My Guardian    2001    60”x57”x8”     Transformed  Crinoline

My Guardian 2001 60”x57”x8” Transformed Crinoline

In my youth time passed quickly without my being aware and slowed a little in early adulthood. Eventually, as I grew much older, once again its speed accelerated and each year it seems to go faster each day. Possibly, in the twilight of my life, time may pass so quickly that I may feel that it has slowed down, but in truth, time does not slow down, only I can slow down.

Then I think of the the time when my crepuscular years will end, the time at the end of my life when I envision the days moving forward so fast, faster and faster each day, until suddenly a day becomes all days, and then I will know there will be no days, or they will seem to slow down until the collection of all the days in my life will become sludge holding no chance of new days forming.

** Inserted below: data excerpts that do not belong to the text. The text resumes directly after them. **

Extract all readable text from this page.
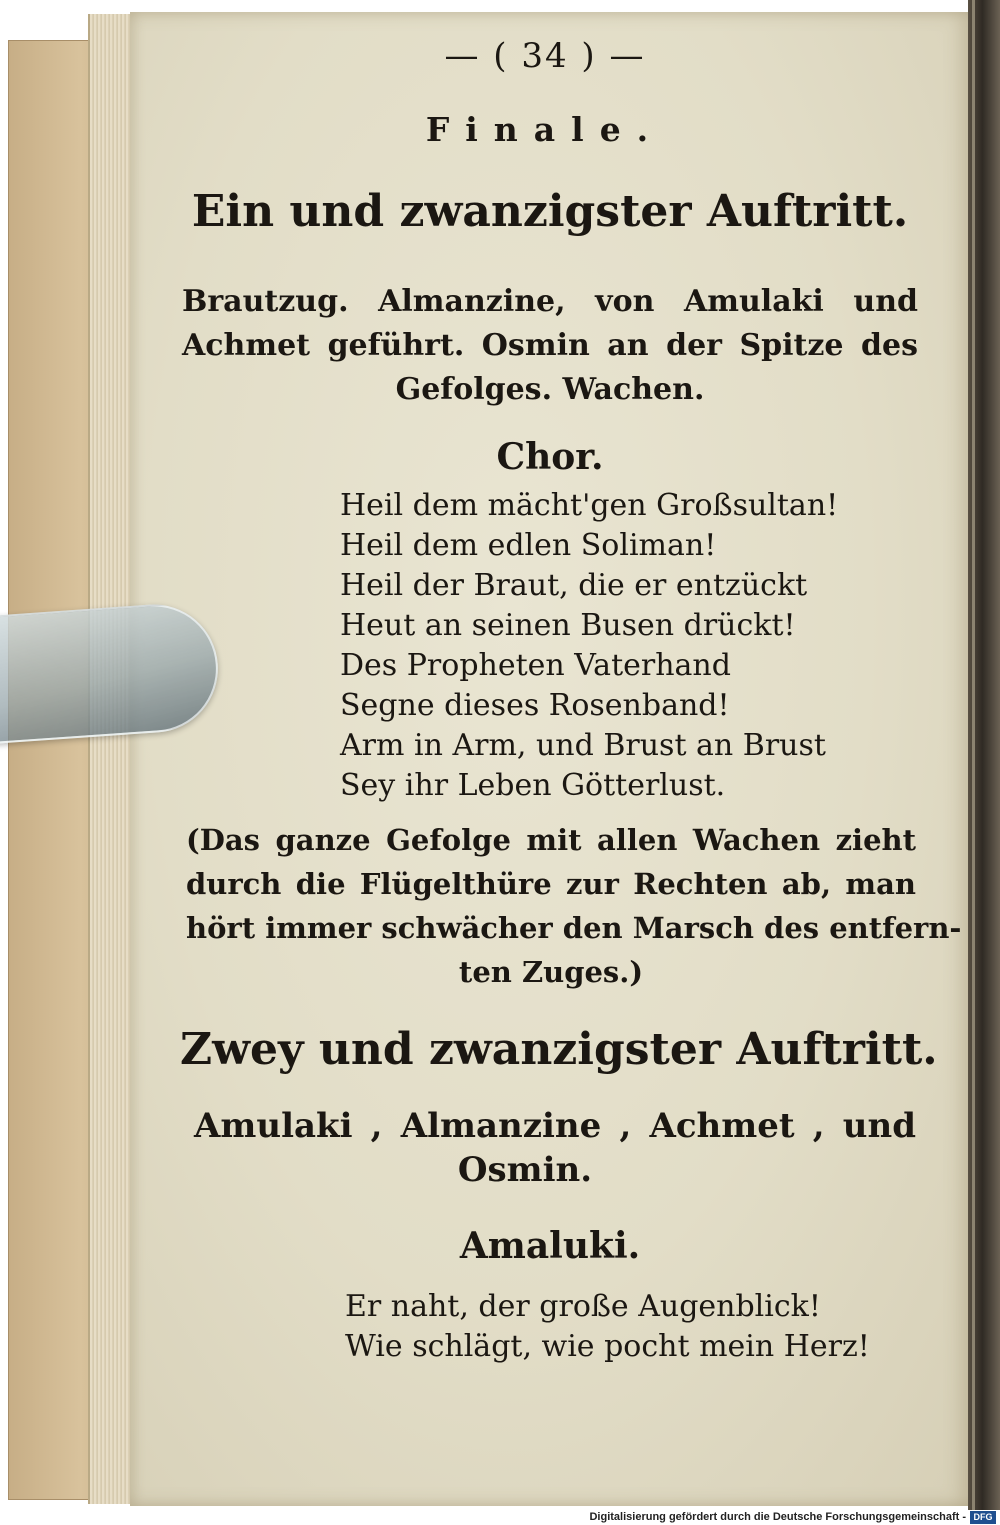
— ( 34 ) —
Finale.
Ein und zwanzigster Auftritt.
Brautzug. Almanzine, von Amulaki und
Achmet geführt. Osmin an der Spitze des
Gefolges. Wachen.
Chor.
Heil dem mächt'gen Großsultan!
Heil dem edlen Soliman!
Heil der Braut, die er entzückt
Heut an seinen Busen drückt!
Des Propheten Vaterhand
Segne dieses Rosenband!
Arm in Arm, und Brust an Brust
Sey ihr Leben Götterlust.
(Das ganze Gefolge mit allen Wachen zieht
durch die Flügelthüre zur Rechten ab, man
hört immer schwächer den Marsch des entfern-
ten Zuges.)
Zwey und zwanzigster Auftritt.
Amulaki , Almanzine , Achmet , und
Osmin.
Amaluki.
Er naht, der große Augenblick!
Wie schlägt, wie pocht mein Herz!
Digitalisierung gefördert durch die Deutsche Forschungsgemeinschaft - DFG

As I think about all of this I compare my life to the billions of years it took our world to be made and it becomes poignantly clear how short my time is. If I divide my life into thirds then I have already entered the final third and in one future day I will approach my final gauntlet. This final challenge, a period of transformation from independence to dependence is something I shall not like and suddenly a feeling of hollowness enters my mind.

And so, my guardian stands watch, battered by what I do to myself and by the relentless passage of time. Each year a little more of my strength withers away, tiny connections in my brain that once allowed me to quickly understand and evaluate my actions slowly become porous and detach; the silent functioning of internal organs becomes less guaranteed. Hopefully, my guardian will continue to protect me from escalated deterioration as long as its form is maintained.